Der beim Produktionsprozess notwendige Branntkalk wurde dabei zumindest teilweise durch ein Abfallprodukt ersetzt, das bei der Rauchgasentschwefelung in Steinkohlekraftwerken anfällt. Der Skandal: Die Steine der Marke "KS" kamen in den Markt, obwohl das Unternehmen sehr früh durch ein Gutachten des Bundesverbands Kalksandstein detailliert vor möglichen negativen Folgen der Zutaten gewarnt worden war. In einer internen Mitteilung stellte die Versicherungsabteilung von Xella noch im April 2006 fest: "Bedenken des Bundesverbands wurden negiert." Außerdem wurde weiterproduziert, nachdem bereits die ersten Schadensmeldungen von Eigenheimbesitzern vorlagen.

Die mit Kraftwerkskalk produzierten Steine verlieren offenbar unter Einfluss von Feuchtigkeit an Festigkeit und blühen aus. Wände reißen und verlieren Stabilität. Solche Schäden können nicht repariert werden, sondern sämtliche Steine - manchmal ganze Kellergeschosse - müssen aufwändig ersetzt werden. Xella hatte die Verwendung des Kraftwerkskalks bereits vergangenes Jahr in einer Pressemitteilung eingeräumt.
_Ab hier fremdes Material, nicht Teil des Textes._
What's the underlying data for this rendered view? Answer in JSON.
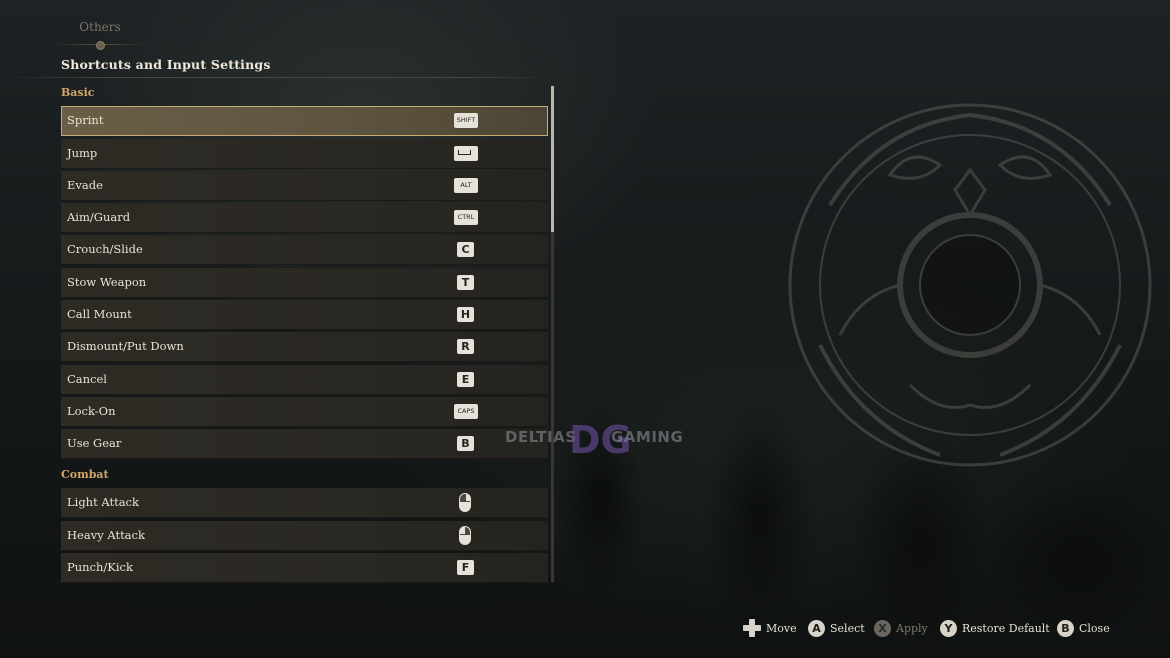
{
  "header": {
    "tab_label": "Others",
    "page_title": "Shortcuts and Input Settings"
  },
  "sections": [
    {
      "title": "Basic",
      "items": [
        {
          "label": "Sprint",
          "key": "SHIFT",
          "selected": true
        },
        {
          "label": "Jump",
          "key": "space-icon"
        },
        {
          "label": "Evade",
          "key": "ALT"
        },
        {
          "label": "Aim/Guard",
          "key": "CTRL"
        },
        {
          "label": "Crouch/Slide",
          "key": "C"
        },
        {
          "label": "Stow Weapon",
          "key": "T"
        },
        {
          "label": "Call Mount",
          "key": "H"
        },
        {
          "label": "Dismount/Put Down",
          "key": "R"
        },
        {
          "label": "Cancel",
          "key": "E"
        },
        {
          "label": "Lock-On",
          "key": "CAPS"
        },
        {
          "label": "Use Gear",
          "key": "B"
        }
      ]
    },
    {
      "title": "Combat",
      "items": [
        {
          "label": "Light Attack",
          "key": "mouse-left-icon"
        },
        {
          "label": "Heavy Attack",
          "key": "mouse-right-icon"
        },
        {
          "label": "Punch/Kick",
          "key": "F"
        }
      ]
    }
  ],
  "watermark": {
    "left": "DELTIAS",
    "logo": "DG",
    "right": "GAMING"
  },
  "footer_hints": [
    {
      "icon": "dpad-icon",
      "label": "Move"
    },
    {
      "icon": "A",
      "label": "Select"
    },
    {
      "icon": "X",
      "label": "Apply",
      "disabled": true
    },
    {
      "icon": "Y",
      "label": "Restore Default"
    },
    {
      "icon": "B",
      "label": "Close"
    }
  ],
  "colors": {
    "accent": "#d2a769",
    "selected_border": "#c7ac72",
    "row_bg": "#2b2924",
    "background": "#15191b"
  }
}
Die dem stern vorliegenden Dokumente zeigen nun das wahre Ausmaß der Affäre.

Der Haniel-Konzern behauptet gegenüber dem "stern", die Zahl der möglichen Schäden nicht schätzen zu können und spricht von "bislang 265 betroffenen Gebäuden". Aufgrund der langen Produktionszeit könnten nach stern-Informationen aber bis zu 45000 Gebäude, vorwiegend Einfamilienhäuser und Doppelhaushälften in Nordrhein-Westfalen, teils oder ganz mit solchen Steinen gebaut worden sein.

In einem anwaltlichen Rechtsgutachten von 2006, das von Xella in Auftrag gegeben wurde und dem stern vorliegt, heißt es unter anderem: "Die Kalksandsteine der Haniel Baustoffwerke sind fehlerhaft. Das ursprüngliche Inverkehrbringen der Kalksandsteine trotz der Warnhinweise des Bundesverbandes der Kalksandsteinindustrie war mindestens fahrlässig." Außerdem werde bis heute die Warnpflicht verletzt und es drohe Haftung wegen sittenwidriger vorsätzlicher Schädigung. Eine strafrechtliche Verantwortung wegen Sachbeschädigung durch Unterlassen könne ebenso wenig ausgeschlossen werden.
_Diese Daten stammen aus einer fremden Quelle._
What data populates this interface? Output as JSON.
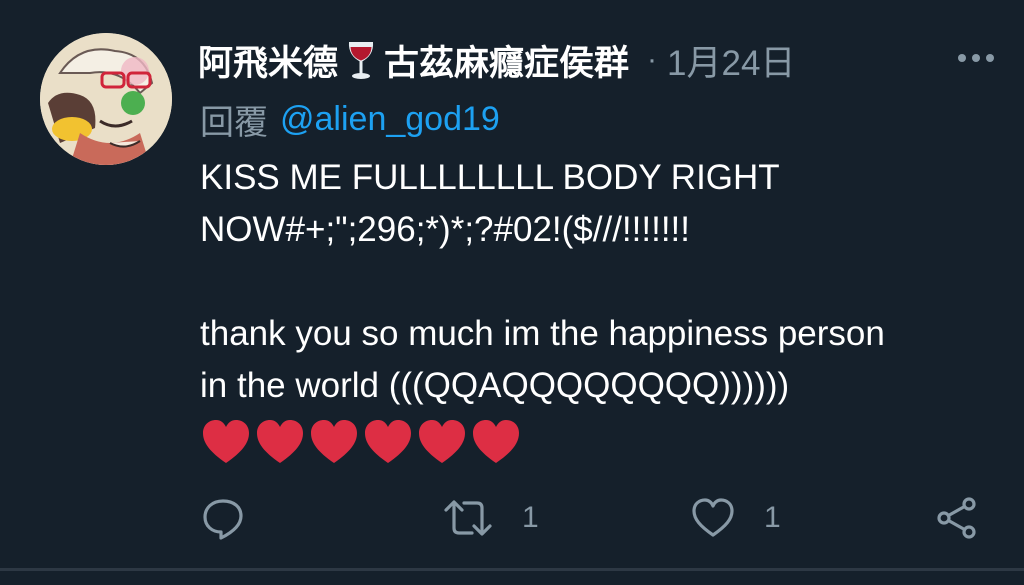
{
  "tweet": {
    "display_name": "阿飛米德",
    "display_name_suffix": "古茲麻癮症侯群",
    "name_emoji": "wine-glass-icon",
    "date": "1月24日",
    "reply_prefix": "回覆",
    "reply_to": "@alien_god19",
    "body_lines": [
      "KISS ME FULLLLLLLL BODY RIGHT",
      "NOW#+;\";296;*)*;?#02!($///!!!!!!!",
      "",
      "thank you so much im the happiness person",
      "in the world (((QQAQQQQQQQQ))))))"
    ],
    "hearts_count": 6,
    "heart_color": "#dd2e44"
  },
  "actions": {
    "reply_count": "",
    "retweet_count": "1",
    "like_count": "1"
  },
  "colors": {
    "background": "#15202b",
    "secondary_text": "#8899a6",
    "link": "#1da1f2"
  }
}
In einigen Fällen hat Xella geschädigten Eigentümern die Häuser inzwischen abgekauft. Im Gegenzug mussten sich die Verkäufer vertraglich zur absoluten Verschwiegenheit verpflichten. Haniel hat Xella mittlerweile zum Verkauf gestellt. Dabei sollen die Käufer offenbar von den Folgen des Kalk-Skandals freigestellt werden. Gegenüber dem stern erklärte Haniel, dass das Unternehmen sich auch nach einer möglichen Veräußerung weiterhin für den Sachverhalt verantwortlich zeigen werde.